I don’t care what anyone says, biscuits are kind of a pain in the ass. They’re worth it, but there’s some work involved.
Unless you’re talking about cream biscuits. Cream biscuits are almost as easy as those things you get out of the exploding cardboard can. And way more delicious. I won’t pretend that they’re as delicious as the work-intensive, butter-packed variety, but they serve a purpose.
More than one purpose, really. They’re equally at home with a cup of morning tea and a slather of butter and jam (Wild Blueberry Almond from Laura Ann’s Jams pictured above) as they are served alongside a roasted chicken. They hold together well, and have a lovely, fluffy interior and a crunch on the outside, making them perfect for a sandwich. Or just stuffing in your face as-is.
They’re easy, but they can be ruined. Don’t overwork the dough. It’s even less forgiving than your usual biscuit dough. And make sure your flour is fresh.
1 3/4 cups self-rising flour
3/4 to 1 cup of cream (1/2 & 1/2 works, as does buttermilk too, but the texture will be a little different)
Some melted butter to brush on the tops
Really? That’s it? Just a couple of ingredients? Yes!

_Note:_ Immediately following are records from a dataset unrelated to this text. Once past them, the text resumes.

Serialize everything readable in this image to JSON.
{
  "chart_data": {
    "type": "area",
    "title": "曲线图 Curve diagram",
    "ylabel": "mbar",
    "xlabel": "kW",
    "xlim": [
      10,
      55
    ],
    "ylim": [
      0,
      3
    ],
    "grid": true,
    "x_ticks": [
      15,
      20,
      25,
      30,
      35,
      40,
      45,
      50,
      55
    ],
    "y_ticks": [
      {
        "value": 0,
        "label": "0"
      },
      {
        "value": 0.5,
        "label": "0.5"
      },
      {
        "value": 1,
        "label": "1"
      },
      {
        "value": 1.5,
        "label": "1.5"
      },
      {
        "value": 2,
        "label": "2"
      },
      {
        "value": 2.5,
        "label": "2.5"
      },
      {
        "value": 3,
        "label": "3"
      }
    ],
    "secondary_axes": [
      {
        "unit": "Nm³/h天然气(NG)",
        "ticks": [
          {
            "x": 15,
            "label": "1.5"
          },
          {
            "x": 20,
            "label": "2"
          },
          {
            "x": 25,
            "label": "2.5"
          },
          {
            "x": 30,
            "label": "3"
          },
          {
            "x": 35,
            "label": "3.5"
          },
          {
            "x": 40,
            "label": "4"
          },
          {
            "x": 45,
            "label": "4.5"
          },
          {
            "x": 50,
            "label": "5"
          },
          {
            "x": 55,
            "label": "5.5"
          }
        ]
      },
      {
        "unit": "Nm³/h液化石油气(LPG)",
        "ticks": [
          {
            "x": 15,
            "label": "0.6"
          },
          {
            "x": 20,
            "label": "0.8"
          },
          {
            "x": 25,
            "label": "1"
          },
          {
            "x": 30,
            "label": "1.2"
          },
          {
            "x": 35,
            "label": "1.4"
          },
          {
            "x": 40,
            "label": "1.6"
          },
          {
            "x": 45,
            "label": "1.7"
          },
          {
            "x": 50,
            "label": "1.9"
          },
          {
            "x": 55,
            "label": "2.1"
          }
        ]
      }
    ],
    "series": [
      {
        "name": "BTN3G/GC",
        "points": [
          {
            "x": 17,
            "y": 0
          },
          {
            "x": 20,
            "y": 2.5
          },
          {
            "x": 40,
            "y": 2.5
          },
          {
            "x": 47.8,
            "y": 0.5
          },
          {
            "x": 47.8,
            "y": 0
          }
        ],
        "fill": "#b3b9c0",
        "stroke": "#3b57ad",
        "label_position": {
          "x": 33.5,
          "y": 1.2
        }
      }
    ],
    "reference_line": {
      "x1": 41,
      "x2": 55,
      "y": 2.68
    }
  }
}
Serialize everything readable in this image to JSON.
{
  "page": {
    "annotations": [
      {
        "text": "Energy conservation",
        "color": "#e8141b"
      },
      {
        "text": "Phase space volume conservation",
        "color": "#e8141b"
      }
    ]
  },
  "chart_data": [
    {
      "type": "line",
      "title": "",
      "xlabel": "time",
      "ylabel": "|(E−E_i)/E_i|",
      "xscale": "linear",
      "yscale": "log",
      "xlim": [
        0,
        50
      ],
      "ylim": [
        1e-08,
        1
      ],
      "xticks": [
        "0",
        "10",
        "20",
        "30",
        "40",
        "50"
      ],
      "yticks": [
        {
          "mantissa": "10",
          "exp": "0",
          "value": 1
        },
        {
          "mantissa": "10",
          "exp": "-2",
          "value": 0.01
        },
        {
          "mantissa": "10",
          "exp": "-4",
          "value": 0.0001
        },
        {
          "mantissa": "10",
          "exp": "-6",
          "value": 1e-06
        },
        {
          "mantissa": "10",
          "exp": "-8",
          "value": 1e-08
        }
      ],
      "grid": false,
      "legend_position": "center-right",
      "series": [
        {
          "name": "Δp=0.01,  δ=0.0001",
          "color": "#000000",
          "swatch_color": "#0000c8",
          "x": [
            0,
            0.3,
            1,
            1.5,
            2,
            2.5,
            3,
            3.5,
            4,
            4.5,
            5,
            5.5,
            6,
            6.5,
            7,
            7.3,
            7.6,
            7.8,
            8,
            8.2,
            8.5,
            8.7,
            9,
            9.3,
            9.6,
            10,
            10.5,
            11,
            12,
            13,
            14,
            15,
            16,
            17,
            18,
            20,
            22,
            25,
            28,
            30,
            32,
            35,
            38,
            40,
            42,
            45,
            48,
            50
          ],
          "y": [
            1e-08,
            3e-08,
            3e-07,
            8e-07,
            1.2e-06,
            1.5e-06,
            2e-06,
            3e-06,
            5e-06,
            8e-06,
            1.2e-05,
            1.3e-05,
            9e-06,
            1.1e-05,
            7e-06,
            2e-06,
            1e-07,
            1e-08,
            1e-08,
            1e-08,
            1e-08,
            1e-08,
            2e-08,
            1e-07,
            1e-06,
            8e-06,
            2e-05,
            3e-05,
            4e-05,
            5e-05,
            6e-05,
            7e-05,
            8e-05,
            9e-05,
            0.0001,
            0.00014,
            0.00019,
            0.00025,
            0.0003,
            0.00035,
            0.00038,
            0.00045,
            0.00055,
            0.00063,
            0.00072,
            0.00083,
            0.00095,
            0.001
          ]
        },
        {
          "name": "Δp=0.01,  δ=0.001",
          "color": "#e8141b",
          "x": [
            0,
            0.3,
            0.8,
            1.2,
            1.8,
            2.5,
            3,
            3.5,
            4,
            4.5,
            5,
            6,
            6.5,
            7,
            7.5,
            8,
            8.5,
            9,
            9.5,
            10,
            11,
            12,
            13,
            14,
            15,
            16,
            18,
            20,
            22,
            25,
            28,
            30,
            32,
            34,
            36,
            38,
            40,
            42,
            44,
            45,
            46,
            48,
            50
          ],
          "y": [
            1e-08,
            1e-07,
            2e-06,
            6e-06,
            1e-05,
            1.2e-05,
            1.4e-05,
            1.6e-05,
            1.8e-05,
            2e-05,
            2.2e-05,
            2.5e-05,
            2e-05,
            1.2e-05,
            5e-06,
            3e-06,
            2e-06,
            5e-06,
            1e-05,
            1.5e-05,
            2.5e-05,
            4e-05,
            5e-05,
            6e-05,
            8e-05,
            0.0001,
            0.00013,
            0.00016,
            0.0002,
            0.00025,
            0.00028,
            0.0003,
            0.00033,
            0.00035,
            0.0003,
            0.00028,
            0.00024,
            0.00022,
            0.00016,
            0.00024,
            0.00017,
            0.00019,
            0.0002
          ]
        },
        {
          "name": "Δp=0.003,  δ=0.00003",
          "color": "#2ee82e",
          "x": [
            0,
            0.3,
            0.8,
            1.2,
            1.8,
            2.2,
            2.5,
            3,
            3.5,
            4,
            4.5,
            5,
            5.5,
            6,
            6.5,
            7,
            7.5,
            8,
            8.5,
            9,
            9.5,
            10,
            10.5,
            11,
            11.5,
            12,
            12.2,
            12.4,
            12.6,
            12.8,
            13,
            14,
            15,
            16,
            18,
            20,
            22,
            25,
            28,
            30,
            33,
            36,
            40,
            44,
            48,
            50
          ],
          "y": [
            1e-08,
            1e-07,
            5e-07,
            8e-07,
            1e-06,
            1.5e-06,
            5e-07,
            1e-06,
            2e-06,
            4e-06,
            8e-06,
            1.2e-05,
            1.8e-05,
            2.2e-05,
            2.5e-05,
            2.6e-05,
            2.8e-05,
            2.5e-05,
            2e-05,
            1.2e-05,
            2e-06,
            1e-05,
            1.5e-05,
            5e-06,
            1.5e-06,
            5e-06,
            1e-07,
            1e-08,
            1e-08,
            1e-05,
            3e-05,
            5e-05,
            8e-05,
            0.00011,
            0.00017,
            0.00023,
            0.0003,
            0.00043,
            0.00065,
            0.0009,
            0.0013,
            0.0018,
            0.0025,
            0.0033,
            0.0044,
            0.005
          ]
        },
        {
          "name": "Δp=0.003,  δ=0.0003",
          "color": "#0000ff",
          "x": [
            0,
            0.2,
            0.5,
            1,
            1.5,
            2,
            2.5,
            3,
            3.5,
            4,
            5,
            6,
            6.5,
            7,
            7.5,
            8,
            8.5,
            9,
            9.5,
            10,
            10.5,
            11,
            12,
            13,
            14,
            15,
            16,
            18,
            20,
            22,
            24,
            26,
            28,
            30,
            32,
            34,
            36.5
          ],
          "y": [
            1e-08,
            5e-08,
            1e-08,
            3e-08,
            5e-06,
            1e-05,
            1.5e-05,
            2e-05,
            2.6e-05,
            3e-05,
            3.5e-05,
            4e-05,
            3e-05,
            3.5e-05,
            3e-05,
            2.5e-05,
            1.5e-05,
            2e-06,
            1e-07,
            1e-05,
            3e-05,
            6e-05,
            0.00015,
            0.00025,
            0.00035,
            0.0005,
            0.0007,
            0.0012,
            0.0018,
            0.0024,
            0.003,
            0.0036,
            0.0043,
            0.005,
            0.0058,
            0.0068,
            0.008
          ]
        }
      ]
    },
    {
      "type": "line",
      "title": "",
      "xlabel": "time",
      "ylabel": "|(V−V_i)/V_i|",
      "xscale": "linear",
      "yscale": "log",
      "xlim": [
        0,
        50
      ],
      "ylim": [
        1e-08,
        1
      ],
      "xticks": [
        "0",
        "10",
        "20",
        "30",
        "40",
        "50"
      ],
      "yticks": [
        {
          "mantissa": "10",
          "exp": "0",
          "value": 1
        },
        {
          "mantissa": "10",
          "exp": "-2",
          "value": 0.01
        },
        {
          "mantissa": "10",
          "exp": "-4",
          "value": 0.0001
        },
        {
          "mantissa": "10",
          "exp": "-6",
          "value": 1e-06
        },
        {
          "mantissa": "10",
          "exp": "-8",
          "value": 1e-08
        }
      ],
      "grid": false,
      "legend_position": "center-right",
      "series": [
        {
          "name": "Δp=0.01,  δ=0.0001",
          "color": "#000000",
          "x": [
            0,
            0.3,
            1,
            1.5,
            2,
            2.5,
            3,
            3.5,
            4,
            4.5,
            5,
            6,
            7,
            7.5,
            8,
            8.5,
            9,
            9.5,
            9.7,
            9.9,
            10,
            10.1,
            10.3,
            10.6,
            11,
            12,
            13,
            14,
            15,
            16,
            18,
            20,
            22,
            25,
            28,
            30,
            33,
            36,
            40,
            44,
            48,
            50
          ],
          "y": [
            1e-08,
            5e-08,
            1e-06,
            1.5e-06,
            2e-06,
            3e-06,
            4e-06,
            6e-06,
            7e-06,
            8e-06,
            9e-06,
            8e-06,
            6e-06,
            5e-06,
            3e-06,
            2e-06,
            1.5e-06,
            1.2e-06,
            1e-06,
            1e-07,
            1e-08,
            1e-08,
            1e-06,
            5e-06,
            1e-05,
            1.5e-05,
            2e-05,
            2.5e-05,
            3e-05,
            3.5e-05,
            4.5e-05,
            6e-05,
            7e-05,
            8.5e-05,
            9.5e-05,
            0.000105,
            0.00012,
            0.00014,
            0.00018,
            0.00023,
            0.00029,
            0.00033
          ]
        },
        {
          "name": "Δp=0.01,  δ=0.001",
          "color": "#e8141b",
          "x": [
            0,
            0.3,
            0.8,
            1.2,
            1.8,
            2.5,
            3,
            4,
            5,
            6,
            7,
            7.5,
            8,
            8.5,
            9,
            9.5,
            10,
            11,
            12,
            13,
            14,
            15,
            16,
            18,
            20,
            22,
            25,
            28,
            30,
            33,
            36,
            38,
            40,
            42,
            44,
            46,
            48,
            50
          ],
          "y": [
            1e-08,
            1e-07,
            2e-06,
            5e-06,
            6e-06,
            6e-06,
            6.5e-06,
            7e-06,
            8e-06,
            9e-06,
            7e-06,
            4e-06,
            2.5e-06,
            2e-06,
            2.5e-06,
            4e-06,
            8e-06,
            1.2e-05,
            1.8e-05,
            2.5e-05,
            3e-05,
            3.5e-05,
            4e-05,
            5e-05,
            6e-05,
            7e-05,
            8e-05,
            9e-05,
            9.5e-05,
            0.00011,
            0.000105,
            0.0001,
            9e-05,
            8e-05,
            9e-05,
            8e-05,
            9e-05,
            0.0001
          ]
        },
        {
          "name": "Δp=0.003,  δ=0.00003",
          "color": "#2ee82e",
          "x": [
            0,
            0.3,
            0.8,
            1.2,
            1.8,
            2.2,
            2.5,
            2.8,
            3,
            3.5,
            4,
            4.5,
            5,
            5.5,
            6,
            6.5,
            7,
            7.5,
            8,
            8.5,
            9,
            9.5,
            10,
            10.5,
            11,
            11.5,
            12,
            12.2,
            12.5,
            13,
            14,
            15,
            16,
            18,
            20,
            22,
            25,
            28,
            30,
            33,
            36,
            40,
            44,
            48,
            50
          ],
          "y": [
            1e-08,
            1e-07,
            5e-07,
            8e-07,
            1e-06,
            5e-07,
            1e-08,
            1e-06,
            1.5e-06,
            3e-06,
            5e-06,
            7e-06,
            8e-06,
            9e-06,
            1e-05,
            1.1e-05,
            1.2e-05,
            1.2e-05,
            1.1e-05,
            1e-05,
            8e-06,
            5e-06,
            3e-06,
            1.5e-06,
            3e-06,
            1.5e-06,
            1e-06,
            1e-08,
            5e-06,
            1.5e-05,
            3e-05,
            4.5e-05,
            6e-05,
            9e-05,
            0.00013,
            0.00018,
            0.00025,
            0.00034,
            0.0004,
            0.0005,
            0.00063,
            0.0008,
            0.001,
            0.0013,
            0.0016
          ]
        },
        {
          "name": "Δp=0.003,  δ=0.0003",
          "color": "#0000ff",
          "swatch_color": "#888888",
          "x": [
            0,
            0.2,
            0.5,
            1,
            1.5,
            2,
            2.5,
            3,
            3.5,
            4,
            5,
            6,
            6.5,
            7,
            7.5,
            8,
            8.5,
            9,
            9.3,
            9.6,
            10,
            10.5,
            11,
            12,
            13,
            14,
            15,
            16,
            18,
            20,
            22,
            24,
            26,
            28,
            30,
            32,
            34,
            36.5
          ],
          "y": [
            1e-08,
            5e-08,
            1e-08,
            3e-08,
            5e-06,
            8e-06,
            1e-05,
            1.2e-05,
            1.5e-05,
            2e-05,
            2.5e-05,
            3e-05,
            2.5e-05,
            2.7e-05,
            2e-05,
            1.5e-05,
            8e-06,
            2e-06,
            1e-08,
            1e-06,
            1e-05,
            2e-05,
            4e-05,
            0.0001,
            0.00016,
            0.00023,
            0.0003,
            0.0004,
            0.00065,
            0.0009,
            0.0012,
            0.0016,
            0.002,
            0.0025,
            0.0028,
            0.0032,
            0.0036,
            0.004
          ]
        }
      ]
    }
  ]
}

Measure out your flour and stir in the cream with a fork a little at a time. You only need as much cream as it takes to get the flour to hold together. Dump this mess onto a floured surface, pat it out a bit, fold once and pat down a little, fold again, and pat it down to just shy of an inch thick. Or thicker. It doesn’t really matter. Not too thick, though.
Cut out your biscuits with a nice sharp cutter and place on a buttered baking sheet. Brush the tops with butter and bake at 500 degrees until just golden. If you’ve got one of them mighty powerful ovens, go 475 or even 450. Mine runs hot, so I usually go 450.
Serve hot out of the oven! They really don’t keep very well, which is okay since they’re probably all going to get eaten. This recipe will make 6 or 7 biscuits.